Now a bigger issue has risen for us to worry about. Due to unfortunate circumstances, LA seems to be going through an apocalypse. Everyone is told to stay at home. Schools, libraries, malls, everything is closed. No more dine in restaurants, only take out and delivery. Only shops that are open are mainly grocery stores and there are either limited food choices or there are queues to get in so as to ensure "social distancing". This "social distancing" is the in word now. I am not very sure about this term. But the distancing sux. It's so quiet everywhere, I feel like a zombie would appear in front of me any moment.
I just got news that even playgrounds will be closed starting tomorrow. How scary is that? Even though it has been scary going to the playground these days because we always end up being the only family there, at least the kids get to run a round a bit.

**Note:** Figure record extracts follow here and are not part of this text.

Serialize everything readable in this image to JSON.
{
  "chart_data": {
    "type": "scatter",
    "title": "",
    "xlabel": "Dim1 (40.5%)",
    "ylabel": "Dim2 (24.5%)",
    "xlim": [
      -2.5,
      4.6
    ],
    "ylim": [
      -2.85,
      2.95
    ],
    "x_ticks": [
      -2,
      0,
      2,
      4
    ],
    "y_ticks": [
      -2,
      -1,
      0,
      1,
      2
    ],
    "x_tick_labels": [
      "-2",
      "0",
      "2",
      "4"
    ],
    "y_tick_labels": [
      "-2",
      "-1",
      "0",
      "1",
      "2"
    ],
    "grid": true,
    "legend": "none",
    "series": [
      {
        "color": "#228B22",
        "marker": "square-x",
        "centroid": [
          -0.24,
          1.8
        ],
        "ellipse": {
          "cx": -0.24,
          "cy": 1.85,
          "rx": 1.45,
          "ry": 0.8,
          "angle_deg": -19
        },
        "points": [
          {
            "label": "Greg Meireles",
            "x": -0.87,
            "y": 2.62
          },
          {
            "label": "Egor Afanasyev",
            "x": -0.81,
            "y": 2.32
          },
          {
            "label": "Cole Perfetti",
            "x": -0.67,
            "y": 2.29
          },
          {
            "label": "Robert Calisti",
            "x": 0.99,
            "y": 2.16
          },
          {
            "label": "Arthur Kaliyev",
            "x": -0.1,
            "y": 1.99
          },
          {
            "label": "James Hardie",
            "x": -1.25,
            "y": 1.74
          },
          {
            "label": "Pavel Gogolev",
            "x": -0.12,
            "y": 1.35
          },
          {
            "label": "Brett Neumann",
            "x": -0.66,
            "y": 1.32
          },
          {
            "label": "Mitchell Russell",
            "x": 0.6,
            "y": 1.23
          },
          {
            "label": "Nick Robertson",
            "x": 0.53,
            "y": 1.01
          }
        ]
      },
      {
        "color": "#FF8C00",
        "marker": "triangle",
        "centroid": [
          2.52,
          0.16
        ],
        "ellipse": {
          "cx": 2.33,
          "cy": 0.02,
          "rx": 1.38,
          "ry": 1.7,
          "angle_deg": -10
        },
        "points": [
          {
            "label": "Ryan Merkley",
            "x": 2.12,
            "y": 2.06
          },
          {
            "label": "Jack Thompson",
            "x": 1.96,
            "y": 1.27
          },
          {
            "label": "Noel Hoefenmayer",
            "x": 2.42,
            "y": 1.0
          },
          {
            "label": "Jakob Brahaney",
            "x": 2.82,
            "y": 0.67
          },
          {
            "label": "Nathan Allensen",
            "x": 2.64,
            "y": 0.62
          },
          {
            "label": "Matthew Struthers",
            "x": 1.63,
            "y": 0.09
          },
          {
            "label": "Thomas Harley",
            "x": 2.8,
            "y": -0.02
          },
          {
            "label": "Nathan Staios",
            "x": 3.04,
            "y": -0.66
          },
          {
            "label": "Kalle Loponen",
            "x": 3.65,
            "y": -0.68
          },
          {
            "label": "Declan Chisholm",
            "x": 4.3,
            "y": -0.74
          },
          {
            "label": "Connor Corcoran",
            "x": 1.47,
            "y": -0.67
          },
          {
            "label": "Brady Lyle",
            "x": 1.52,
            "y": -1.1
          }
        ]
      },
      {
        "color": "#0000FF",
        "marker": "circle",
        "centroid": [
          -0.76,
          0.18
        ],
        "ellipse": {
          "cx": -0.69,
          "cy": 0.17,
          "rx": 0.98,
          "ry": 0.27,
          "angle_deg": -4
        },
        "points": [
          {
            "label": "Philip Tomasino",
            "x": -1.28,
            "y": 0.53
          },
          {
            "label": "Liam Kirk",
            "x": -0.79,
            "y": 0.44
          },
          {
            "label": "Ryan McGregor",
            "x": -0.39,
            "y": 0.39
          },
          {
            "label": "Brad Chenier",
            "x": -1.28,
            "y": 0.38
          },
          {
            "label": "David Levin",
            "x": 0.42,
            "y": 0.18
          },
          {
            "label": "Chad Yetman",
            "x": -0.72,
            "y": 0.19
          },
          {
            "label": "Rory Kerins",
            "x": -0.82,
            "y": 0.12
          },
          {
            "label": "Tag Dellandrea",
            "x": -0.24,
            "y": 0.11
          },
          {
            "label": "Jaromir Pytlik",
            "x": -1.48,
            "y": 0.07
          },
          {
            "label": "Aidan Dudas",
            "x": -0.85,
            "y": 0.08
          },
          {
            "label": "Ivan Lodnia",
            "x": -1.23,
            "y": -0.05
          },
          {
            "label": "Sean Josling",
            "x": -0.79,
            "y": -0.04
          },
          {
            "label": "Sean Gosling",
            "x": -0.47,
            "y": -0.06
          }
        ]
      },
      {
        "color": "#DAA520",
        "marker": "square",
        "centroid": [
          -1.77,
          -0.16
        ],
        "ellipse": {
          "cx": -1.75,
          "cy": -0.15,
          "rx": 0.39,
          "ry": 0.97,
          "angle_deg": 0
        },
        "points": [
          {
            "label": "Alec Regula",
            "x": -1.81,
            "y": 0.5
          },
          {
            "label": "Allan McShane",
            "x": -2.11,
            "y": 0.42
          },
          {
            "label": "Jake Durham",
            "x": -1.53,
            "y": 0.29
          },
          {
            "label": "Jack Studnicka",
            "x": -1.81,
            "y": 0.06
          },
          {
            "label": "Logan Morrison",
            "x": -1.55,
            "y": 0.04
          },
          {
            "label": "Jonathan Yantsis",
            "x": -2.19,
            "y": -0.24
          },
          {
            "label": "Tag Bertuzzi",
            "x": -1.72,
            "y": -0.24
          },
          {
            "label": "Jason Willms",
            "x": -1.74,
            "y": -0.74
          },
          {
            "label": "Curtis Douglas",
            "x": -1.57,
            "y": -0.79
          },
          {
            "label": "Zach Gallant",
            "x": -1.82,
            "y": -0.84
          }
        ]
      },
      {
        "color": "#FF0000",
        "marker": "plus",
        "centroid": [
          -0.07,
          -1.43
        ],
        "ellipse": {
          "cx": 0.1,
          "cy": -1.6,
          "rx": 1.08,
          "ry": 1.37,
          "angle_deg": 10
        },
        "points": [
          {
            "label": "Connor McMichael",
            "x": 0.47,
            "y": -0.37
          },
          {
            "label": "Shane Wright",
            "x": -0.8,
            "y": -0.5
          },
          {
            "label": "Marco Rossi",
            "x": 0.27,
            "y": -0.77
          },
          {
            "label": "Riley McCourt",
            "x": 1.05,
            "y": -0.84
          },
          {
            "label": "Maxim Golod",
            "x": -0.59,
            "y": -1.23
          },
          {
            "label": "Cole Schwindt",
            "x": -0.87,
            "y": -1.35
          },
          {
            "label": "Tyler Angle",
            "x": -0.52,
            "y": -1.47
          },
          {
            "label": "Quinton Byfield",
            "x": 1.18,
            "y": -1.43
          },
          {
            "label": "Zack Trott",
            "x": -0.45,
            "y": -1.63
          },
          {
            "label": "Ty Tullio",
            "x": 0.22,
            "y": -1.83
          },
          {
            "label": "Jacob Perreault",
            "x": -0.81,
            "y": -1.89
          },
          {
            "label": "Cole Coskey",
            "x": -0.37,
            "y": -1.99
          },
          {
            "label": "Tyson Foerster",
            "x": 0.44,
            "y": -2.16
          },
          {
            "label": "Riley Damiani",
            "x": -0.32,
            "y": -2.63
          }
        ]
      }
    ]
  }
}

It is tough staying home with 2 kids. I feel frustrated and a bit lost. I don't want Charlotte to be lazing around because of this. But it's hard to concentrate on her when Mason is all over the place. I get agitated when mason starts wailing and sometimes start snapping at people. Despite the fact, I am very thankful to have Derrick around. It is actually tougher for him because he has to work at home in the day, help me look after the kids and still go to work at night for his shift. I know it is very tough on him. I'm trying to my best and I will do better.
Hopefully this phase will go away soon and things will calm down just like Singapore.